Paschal was born to impoverished and devout parents. The Little Office of the Blessed Virgin Mary was a treasured gift he received from his mother. He mastered reading by seeking out assistance from others, so that he might read Our Lady's Little Office. He would always share a portion of his dinner with the underprivileged because he had no other way to help them. From the time he was seven years old until he was twenty-four, he lived a life of penance while working as a shepherd. He had the ability to pray while working and paid close attention during Mass when the church bell struck at the Elevation. There was an honest side to Paschal. He even went so far as to offer to compensate farmers whose crops were damaged by his animals. As a result of their admiration for his nobility and piety, those of his companions who were more prone to cursing, bickering, and fighting learned to control themselves while he was around.



After deciding to devote his life to penance, Paschal joined the Friars Minor in 1564. He only ever had one religious habit, a thin garment. Even in winter, he would brave the snow without his sandals. He adapted to every season and location. He was encouraged to become a Priest, but he decided he would rather be a brother. He served the Friary as the official beggar, cook, gardener, and porter all rolled into one.


Paschal was very conscientious about keeping his vow of poverty. Never in his life did he squander the Friars' food or other donated supplies. He earned a stellar reputation for kindness while serving as a porter and tending to the needs of the homeless who would come knocking on the door. On occasion, the Friars made an effort to rein in his extreme generosity. Every moment that Paschal had to spare, he would pray before the Blessed Sacrament. Eventually, a great number of individuals came to him for advice. He spent much of his life working in silence and thought. Ecstatic visions occurred frequently to him, and he was a contemplative man. On occasion, he would remain silent each night in front of the Altar. While traveling across France, he once had an ordeal defending the Real Presence doctrine against a Calvinist preacher; as a result, he was almost killed by a mob of Huguenots.

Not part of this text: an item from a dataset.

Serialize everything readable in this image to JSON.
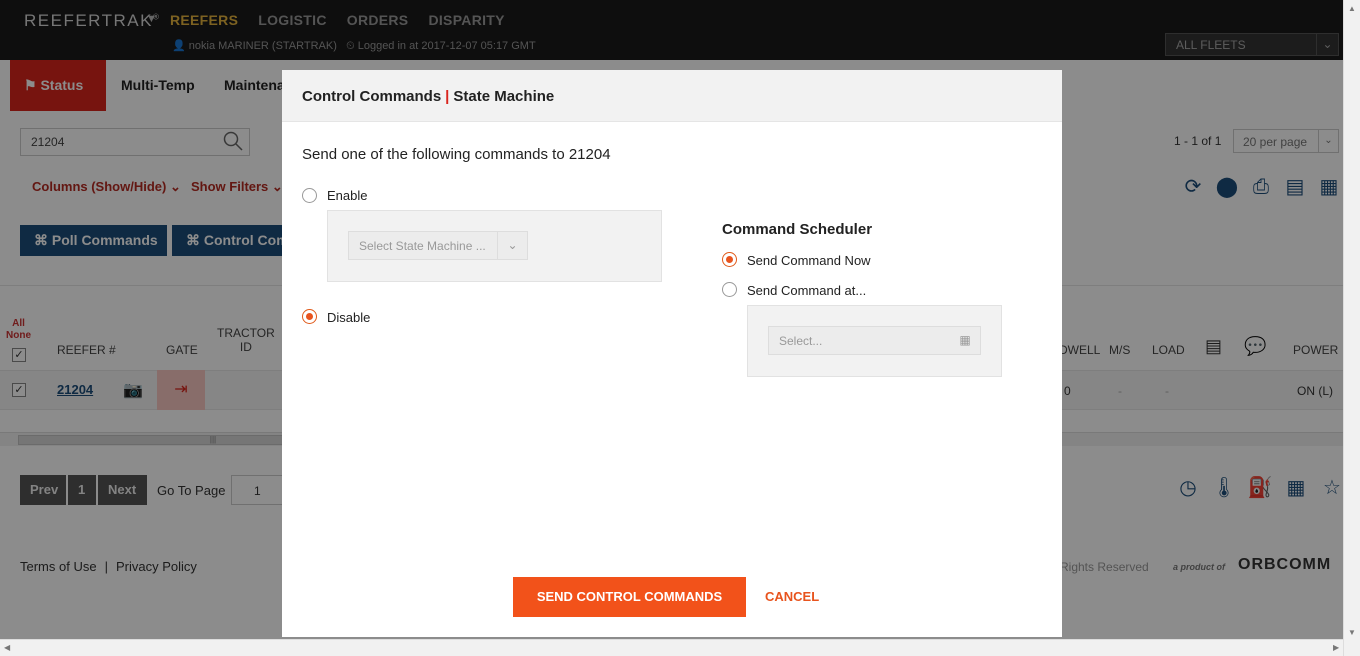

A collapse from health caused him to pass away on May 17, 1592. His death was unusual for the exact instant it occurred. Once he had received the Holy Viaticum, he inquired as to whether the Mass in the Monastery Chapel had commenced yet. Someone informed him that it had and that the Elevation was about to occur. He listened carefully for the little bells to ring. He cried out, "My Jesus!" and then passed away. Indeed, the Lord rewarded him for his precious love of the Holy Eucharist and his reverence for the Consecration of the Mass.


An extraordinary miracle occurred during his funeral. During Requiem funeral Mass, at the moment of the Elevation of the Host, his lifeless body stirred and opened its eyes; likewise, when the Priest lifted the Chalice. Upon his burial, people rushed to his tomb, and reports of miracles began flowing in quickly.



Near the Main Altar, his corpse was later laid to rest. Movements within his coffin were audible every time a Mass was celebrated on that Altar, particularly when the moment of the Elevation drew near, calling upon the faithful to show greater devotion and venerate the Holy Sacrament. This has persisted over the centuries; on occasion, the sound of movement within the coffin of St. Paschal Baylon is noticed. St. Paschal Baylón was proclaimed Patron of Eucharistic Congresses and Confraternities by Pope Leo XIII on November 28, 1897.